Reply To: Half Ironman On-Bike Nutrition


Great questions Katie!  At least you are giving it a go.  Did you attend the nutrition clinic at the clinic days?  If so, we discussed a lot of this. I also do a deep dive in the Athlete’s Guide and I also just spoke through all of these specifics at the nutrition clinic that I lead at Peasantman.  If you have missed all of these opportunities, let’s dive into it again…

You need 1.5-2.0 times your body weight in calories per hour on the bike.  You need 1 times your body weight in calories per hour on the run.  So you do need almost double the number of calories on the bike than the run.

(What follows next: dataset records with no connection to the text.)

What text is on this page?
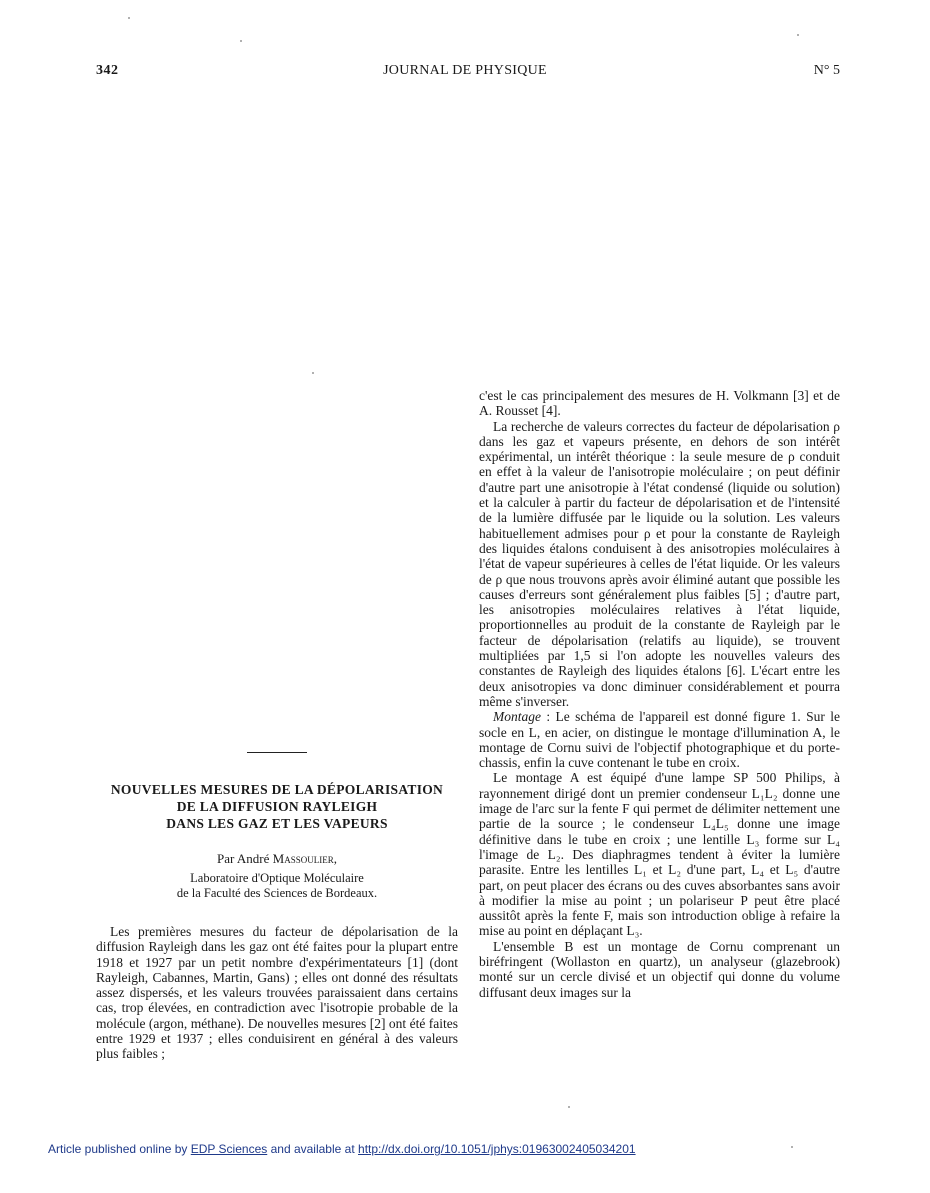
342	JOURNAL DE PHYSIQUE	N° 5

NOUVELLES MESURES DE LA DÉPOLARISATION
DE LA DIFFUSION RAYLEIGH
DANS LES GAZ ET LES VAPEURS

Par André Massoulier,

Laboratoire d'Optique Moléculaire
de la Faculté des Sciences de Bordeaux.

Les premières mesures du facteur de dépolarisation de la diffusion Rayleigh dans les gaz ont été faites pour la plupart entre 1918 et 1927 par un petit nombre d'expérimentateurs [1] (dont Rayleigh, Cabannes, Martin, Gans) ; elles ont donné des résultats assez dispersés, et les valeurs trouvées paraissaient dans certains cas, trop élevées, en contradiction avec l'isotropie probable de la molécule (argon, méthane). De nouvelles mesures [2] ont été faites entre 1929 et 1937 ; elles conduisirent en général à des valeurs plus faibles ;

c'est le cas principalement des mesures de H. Volkmann [3] et de A. Rousset [4].

La recherche de valeurs correctes du facteur de dépolarisation ρ dans les gaz et vapeurs présente, en dehors de son intérêt expérimental, un intérêt théorique : la seule mesure de ρ conduit en effet à la valeur de l'anisotropie moléculaire ; on peut définir d'autre part une anisotropie à l'état condensé (liquide ou solution) et la calculer à partir du facteur de dépolarisation et de l'intensité de la lumière diffusée par le liquide ou la solution. Les valeurs habituellement admises pour ρ et pour la constante de Rayleigh des liquides étalons conduisent à des anisotropies moléculaires à l'état de vapeur supérieures à celles de l'état liquide. Or les valeurs de ρ que nous trouvons après avoir éliminé autant que possible les causes d'erreurs sont généralement plus faibles [5] ; d'autre part, les anisotropies moléculaires relatives à l'état liquide, proportionnelles au produit de la constante de Rayleigh par le facteur de dépolarisation (relatifs au liquide), se trouvent multipliées par 1,5 si l'on adopte les nouvelles valeurs des constantes de Rayleigh des liquides étalons [6]. L'écart entre les deux anisotropies va donc diminuer considérablement et pourra même s'inverser.

Montage : Le schéma de l'appareil est donné figure 1. Sur le socle en L, en acier, on distingue le montage d'illumination A, le montage de Cornu suivi de l'objectif photographique et du porte-chassis, enfin la cuve contenant le tube en croix.

Le montage A est équipé d'une lampe SP 500 Philips, à rayonnement dirigé dont un premier condenseur L₁L₂ donne une image de l'arc sur la fente F qui permet de délimiter nettement une partie de la source ; le condenseur L₄L₅ donne une image définitive dans le tube en croix ; une lentille L₃ forme sur L₄ l'image de L₂. Des diaphragmes tendent à éviter la lumière parasite. Entre les lentilles L₁ et L₂ d'une part, L₄ et L₅ d'autre part, on peut placer des écrans ou des cuves absorbantes sans avoir à modifier la mise au point ; un polariseur P peut être placé aussitôt après la fente F, mais son introduction oblige à refaire la mise au point en déplaçant L₃.

L'ensemble B est un montage de Cornu comprenant un biréfringent (Wollaston en quartz), un analyseur (glazebrook) monté sur un cercle divisé et un objectif qui donne du volume diffusant deux images sur la

Article published online by EDP Sciences and available at http://dx.doi.org/10.1051/jphys:01963002405034201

If you are 150 pounds, you need between 250-300 calories per hour on the bike. As we talked about at the nutrition clinic, you want to eat 2-3 bites every 10-15 minutes.  So eating every 30 minutes is likely NOT enough.  If you just eat every 30 minutes and you eat too much at one time, you will end up with GI issues.  Thus the reason why you should eat your 250+ calories as small bites on regular intervals.  It is recommended that it be a combination of simple sugars and solid foods like PB pretzels nuggets or other salty, benign options.

As for hydration, you must be intaking ~1 bottle per hour.  You cannot come back from dehydration so you can’t afford to get dehydrated.  If you are a heavy sweater or need more hydration, 1 bottle is the minimum to start from.

So yes, the reason your brick runs are likely feeling so fatiguing is because you are fatigued due to low energy resources.  You have your homework!